Reducing adverse neurodevelopmental outcomes associated with preterm birth is a major challenge facing neonatal medicine, as abnormalities engendered during the perinatal period have lifelong implications. The pathological mechanisms leading to abnormal neurodevelopment in preterm infants involve several pathways. Many direct and indirect effects of preterm birth on neural development occur at the micro structural or neurochemical level, meaning that current methods for assessing neurological injury in preterm infants provide only limited mechanistic and prognostic information. A promising alternative approach is the use of resting state functional MRI (rs-fMRI) to infer integration of neural activity across brain regions (functional connectivity (FC)). Adults who were born preterm show persistent differences in FC, and early detection of such changes offers potential insights into the pathophysiology of preterm brain injury. These functional changes may be influenced by both neonatal course and underlying susceptibilities to abnormal development, including genetic factors.

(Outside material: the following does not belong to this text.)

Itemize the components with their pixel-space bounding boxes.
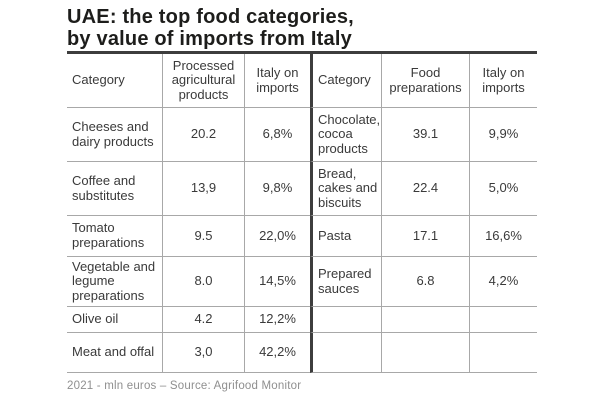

We utilised rapid multiband sequence rs-fMRI acquisition at 3 Tesla, to characterise functional brain connectivity in 30 infants born at <32 weeks gestation, scanned at term. DNA was extracted and sequenced for EAAT2 glutamate transporter haplotypes associated with adverse preterm neurodevelopmental outcomes. Using a multivariate model we identified dissociable and interacting influences of demographic, genetic and clinical variables on functional infant brain networks. We are the first to describe the influence of genetic variability in cerebral glutamate homeostasis on neonatal brain connectivity. We discuss the impact on understanding preterm brain injury, and the potential for predicting neurodevelopmental outcome by non-invasive measurement of functional brain connectivity.